THE PERFECT INCISION

Arthur Cummings
Published: Friday, October 2, 2015
Mike Adams MA, MB BChir, FRCOphth
The creation of the perfect incision in cataract surgery is an exercise in adaptation to the patient, the surgeon and the available instruments, with the goal of avoiding induced astigmatism and creating a watertight wound with as little trauma to the eye as possible, said Mike Adams MA, MB BChir, FRCOphth, Oxford University Hospital, Oxford, UK.
“To achieve a perfect incision you’re going to need four things: the perfect patient, the perfect eye, the perfect instruments and the perfect surgeon. We all know the first two are impossible, but we have to hope that the last two are possible,” Mr Adams told a Young Ophthalmologists Symposium at the 19th ESCRS Winter Meeting in Istanbul, Turkey.

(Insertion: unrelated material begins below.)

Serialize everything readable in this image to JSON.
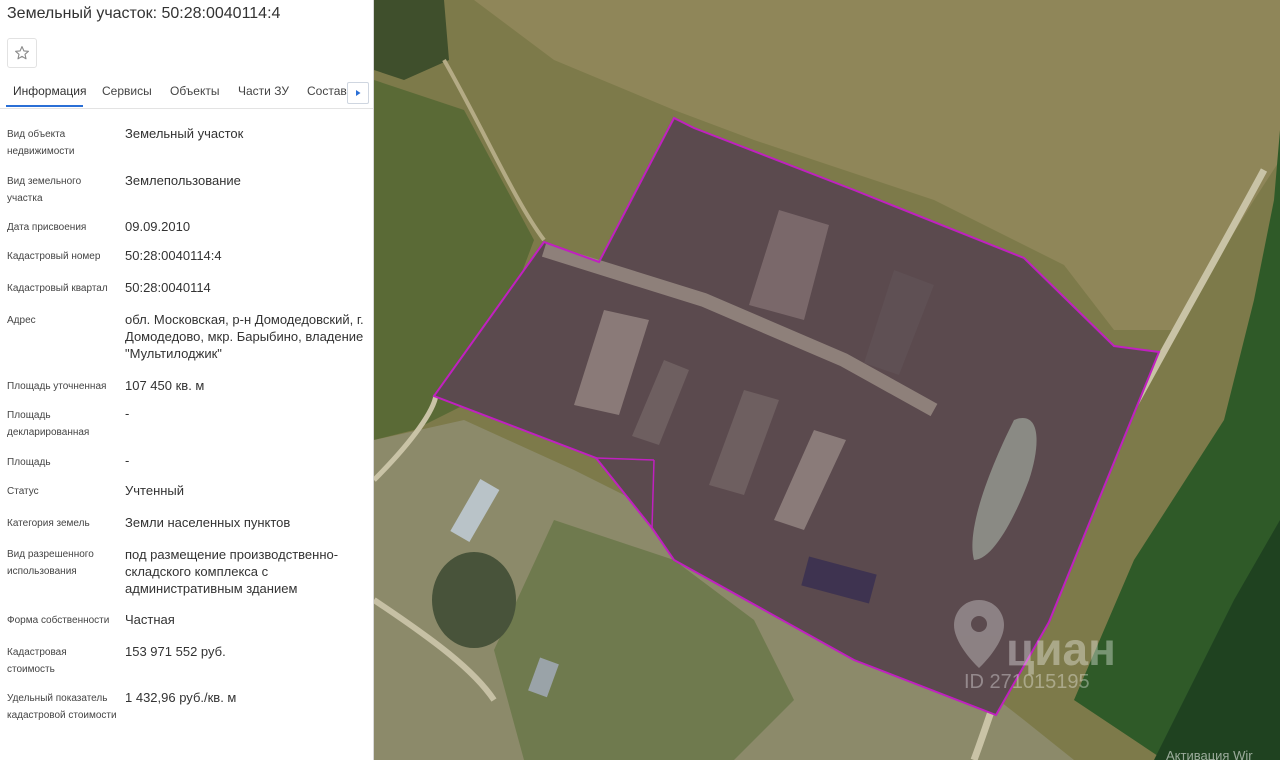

The first requirement for a good cataract incision is that it provides good access to the eye for surgery. Temporal incisions are better than superior incisions in that regard and are necessary when a patient has a large brow. In addition, in studies conducted using 3.0mm blades, temporal incisions induced less astigmatism than superior incisions, due to the ellipsoidal shape of the cornea.
But superior incisions also have their advantages. For example, they are protected by the eyelid from postoperative trauma. In addition, the brow supports the surgeon’s hands, which can be very helpful for trainee surgeons. Furthermore, in research conducted at the Bascom Palmer Institute, inferotemporal incisions appeared to be associated with a high risk of infection. That may be a result of the wound’s location in the tear lake, where it is more exposed to bacteria.
Meanwhile, there have been reports that smaller, 2.2mm blades may reduce the disadvantage of superior incisions regarding astigmatism. Smaller temporal wounds may also be less vulnerable to infection than the 3.0mm temporal incisions used in the past.
Incisions for cataract surgery must also provide good access to the anterior chamber. In most countries corneal incisions are by far the most commonly used. They are quicker to perform and easier to learn. An important rule to remember is that the further from the optical zone the incision is, the less astigmatism it will induce.
Scleral wounds by contrast involve a peritomy, diathermy dissection of the tunnel with a crescent knife and then finally entering the eye with the keratome. However, scleral wounds are very useful when it is necessary to implant a rigid PMMA lens, since the large incisions needed produce a negligible astigmatic effect compared to corneal incisions. Scleral wounds also have far less risk of leaking than corneal wounds and also tend to have a more consistent shape postoperatively.
Mr Adams noted that there remains some controversy over which corneal wound architecture provides the best postoperative coaptation with the epithelium. In a study carried out by Howard Fine MD in Oregon, USA, in 2007, optical coherence tomography (OCT) examination showed that, unexpectedly, the three-plane incisions actually had poorer coaptation than the stab incisions. Moreover, the stab incision did not result in a vertical wound straight into the cornea, but instead the internal stromal faces of the wound realigned into a curve, forming a very good seal and a smooth surface.
However, in another study carried out that same year by Dan Calladine FRCOphth and Richard Packard FRCS in the UK, stab incisions resulted in loss of coaptation compared to multi-plane incisions, with gaps in the stromal layers. That may be because they injected viscoelastic into the eye through a paracentesis prior to making the incisions.
“When you press the knife in, the cornea flattens a little ahead of your blade and when you take the blade out and the cornea springs back to its natural shape, you find you’ve created a curve with the stab incision. However, if the eye is hard because you've filled it up with Healon there is less flattening of the cornea with a stab wound when you put a blade in,” said Mr Adams.
A cataract incision also needs to be a good fit for the phaco instrument, Mr Adams said. It should be tight enough to ensure a stable anterior chamber, but loose enough to avoid pinching the phaco probe’s irrigation sleeve, or stretching the wound and impairing its closure at the end of the procedure. Moreover, with a too-tight wound, movement of the phaco probe will cause the eye to move as well.
Mr Adams noted that different blades perform differently when making a surgical incision in the cornea. For example, a steel trapezoidal blade with a pronounced shoulder may surge into the anterior chamber once the shoulder has passed through the cornea and inadvertently catch the capsule as a result. Similarly, diamond knives are so sharp that in the hands of an inexperienced surgeon they may pass much further through the cornea than intended.